Comme trois millions d’être humains dans le monde, si l’on en croit la presse anglaise, j’ai regardé le mariage du Prince et de la Princesse à la télévision, chez des amis. Etre une Française en Angleterre a rendu l’expérience particulièrement intéressante. Les femmes romantiques ne peuvent s’empêcher d’admirer le rêve de l’ histoire d’amour parfaite, comme elles l’imaginaient enfants. Les cyniques commentent et s’amusent. La robe, superbe, l’abbaye, impressionnante, la pompe anglaise, unique.

Avec des amis dont les prénoms sont autant de rois et reines, d’Arthur à Victoria, de James à Richard, il est vrai que mon monde anglais est privilégié. Je ne savais pas jusque là à quel point certains sont royalistes. Regarder quelques moments, d’accord, mais regarder la journée entière, l’enregistrer et recommencer m’a paru quelque peu exagéré. Nous avons porté un toast aux nouveaux mariés que nous ne rencontrerons jamais avec du Champagne, des larmes ont discrètement embuées quelques yeux peu maquillés et quelques connaissances ont été reconnues dans la congrégation de Westminster.
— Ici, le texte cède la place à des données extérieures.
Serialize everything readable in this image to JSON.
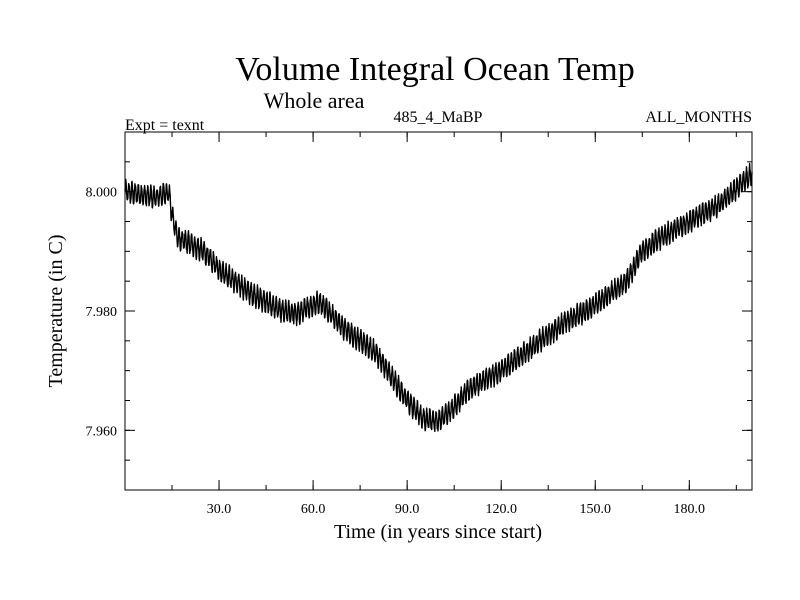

Je n’avais aucune envie d’être dans l’abbaye, je ne les connais pas. Je n’aurais jamais passé plusieurs nuits à camper devant le Palais, l’Abbaye ou quelque part sur le chemin du cortège royal le coeur plein d’espoir. Ce n’est pas ma famille royale. Je n’étais pas une fillette anglaise lorsque Lady Di est devenue la femme la plus photographiée du monde. Comprendre l’intérêt et l’attachement d’un peuple à sa famille royale pour une femme qui a passé son enfance dans une république et sa vie adulte dans cette royauté est fascinant.

Les enfants montrent bien que les hommes viennent de Mars et les femmes de Vénus. Les garçons étaient bien plus intéressés par les jeux vidéos et parlaient bien trop fort au gout des filles. Prince William avait peut être un beau costume, ce n’était pas celui dans lequel il se roule dans la boue, ou plus exactement, co-pilote un hélicoptère et sauve quelques vies au passage.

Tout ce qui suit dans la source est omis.